Joe Garagiola

A journeyman catcher for nine seasons with the Cardinals, Pirates, Cubs and Giants who in retirement became one of the game’s best-loved broadcasters. 

“Being traded is like celebrating your 100th birthday. It’s not the happiest occasion in the world, but consider the alternative.” -Joe Garagiola

Joe Garagiola grew up with Yogi Berra in the Italian Hill Neighborhood in St. Louis, and at 16, entered the major leagues as a catcher for his hometown team (Berra, insulted by his comparatively lower signing bonus, ended up with the Yankees). A major league player for nine seasons with the Cardinals, Pirates, Cubs and Giants, Garagiola played with St. Louis in the World Series in 1946 and retired in 1954 with a .244 average.

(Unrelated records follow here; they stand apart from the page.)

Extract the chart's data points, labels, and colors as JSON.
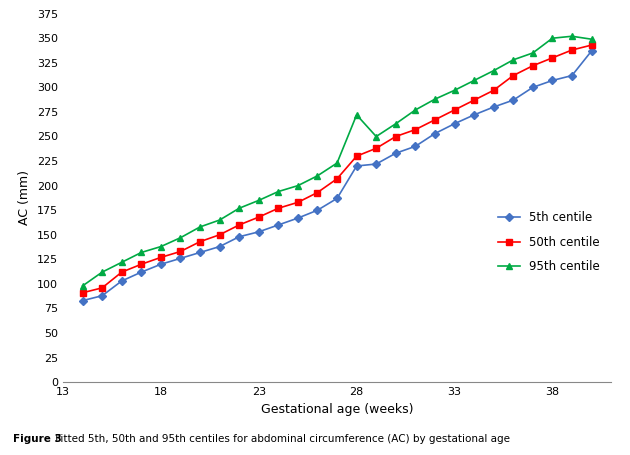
{
  "title": "",
  "xlabel": "Gestational age (weeks)",
  "ylabel": "AC (mm)",
  "caption_bold": "Figure 3",
  "caption_normal": " Fitted 5th, 50th and 95th centiles for abdominal circumference (AC) by gestational age",
  "xlim": [
    13,
    41
  ],
  "ylim": [
    0,
    375
  ],
  "xticks": [
    13,
    18,
    23,
    28,
    33,
    38
  ],
  "yticks": [
    0,
    25,
    50,
    75,
    100,
    125,
    150,
    175,
    200,
    225,
    250,
    275,
    300,
    325,
    350,
    375
  ],
  "weeks": [
    14,
    15,
    16,
    17,
    18,
    19,
    20,
    21,
    22,
    23,
    24,
    25,
    26,
    27,
    28,
    29,
    30,
    31,
    32,
    33,
    34,
    35,
    36,
    37,
    38,
    39,
    40
  ],
  "p5": [
    83,
    88,
    103,
    112,
    120,
    126,
    132,
    138,
    148,
    153,
    160,
    167,
    175,
    187,
    220,
    222,
    233,
    240,
    253,
    263,
    272,
    280,
    287,
    300,
    307,
    312,
    337
  ],
  "p50": [
    91,
    96,
    112,
    120,
    127,
    133,
    143,
    150,
    160,
    168,
    177,
    183,
    193,
    207,
    230,
    238,
    250,
    257,
    267,
    277,
    287,
    297,
    312,
    322,
    330,
    338,
    343
  ],
  "p95": [
    98,
    112,
    122,
    132,
    138,
    147,
    158,
    165,
    177,
    185,
    194,
    200,
    210,
    223,
    272,
    250,
    263,
    277,
    288,
    297,
    307,
    317,
    328,
    335,
    350,
    352,
    349
  ],
  "color_p5": "#4472C4",
  "color_p50": "#FF0000",
  "color_p95": "#00AA44",
  "legend_labels": [
    "5th centile",
    "50th centile",
    "95th centile"
  ],
  "marker_p5": "D",
  "marker_p50": "s",
  "marker_p95": "^",
  "markersize": 4,
  "linewidth": 1.2,
  "bg_color": "#FFFFFF",
  "tick_fontsize": 8,
  "axis_label_fontsize": 9
}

His interest in broadcasting began in 1950, when he tuned in to his team’s radio broadcasts while convalescing from a shoulder separation. Following his retirement as a player after the 1954 season, he was offered a job with the Cardinals’ broadcast crew. He was a natural in the booth and endeared himself to audiences with his likable on-air persona, as well as his skill in calling games.

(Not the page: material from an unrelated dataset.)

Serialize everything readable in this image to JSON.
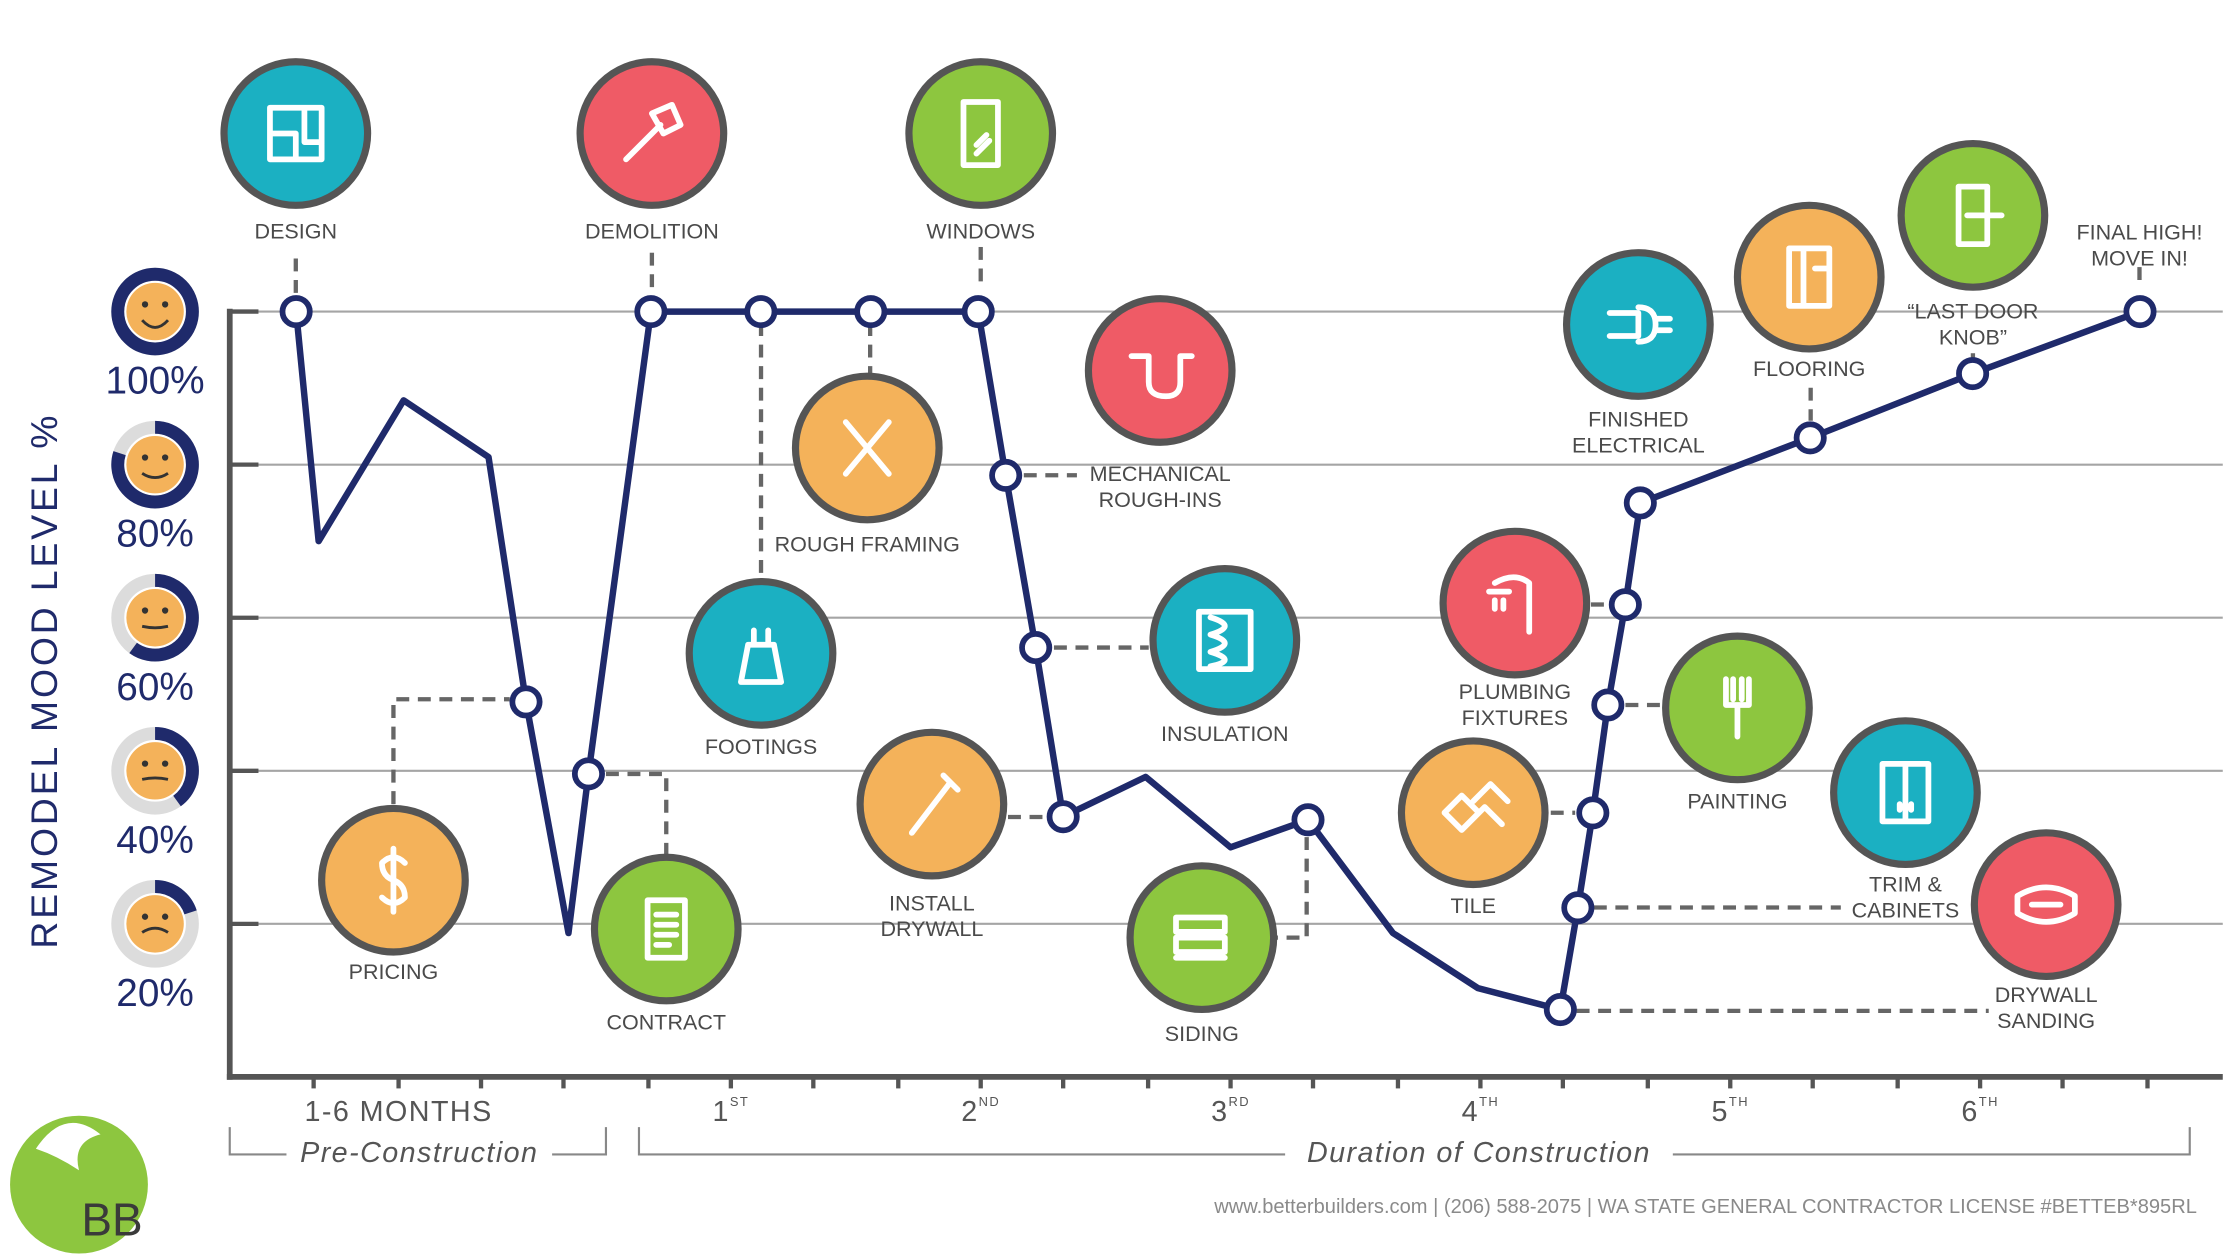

His progression behind the microphone included the Game of the Week, All-Star Game and World Series with NBC-TV throughout the 1960s, New York Yankee telecasts with Red Barber, Phil Rizzuto, and Jerry Coleman from 1965-66, the NBC Today Show, California Angels telecasts, and telecasts for the Diamondbacks.

Garagiola currently lives in Arizona and serves as President Emeritus of the Baseball Assistance Team (BAT), a nonprofit organization that offers financial assistance to former professional baseball players and their families. He is also the National Chairman of Oral Health America’s National Spit Tobacco Education Program (NSTEP), and does a great deal of work with the Pima Indian Tribe of St. Peter’s Indian Mission in Bapchule, Arizona. Garagiola will often trade speaking fees (no in trade) for school buses, sports fields or other donations to St. Peter’s.

Joe Garagiola won the Peabody Award in 1973 for his pre-game broadcast, “Joe Garagiola’s World of Baseball,” and was elected to the National Baseball Hall of Fame’s Broadcast wing after receiving the Ford C. Frick Award in 1991. He was elected to the National Italian American Sports Hall of Fame in 1988.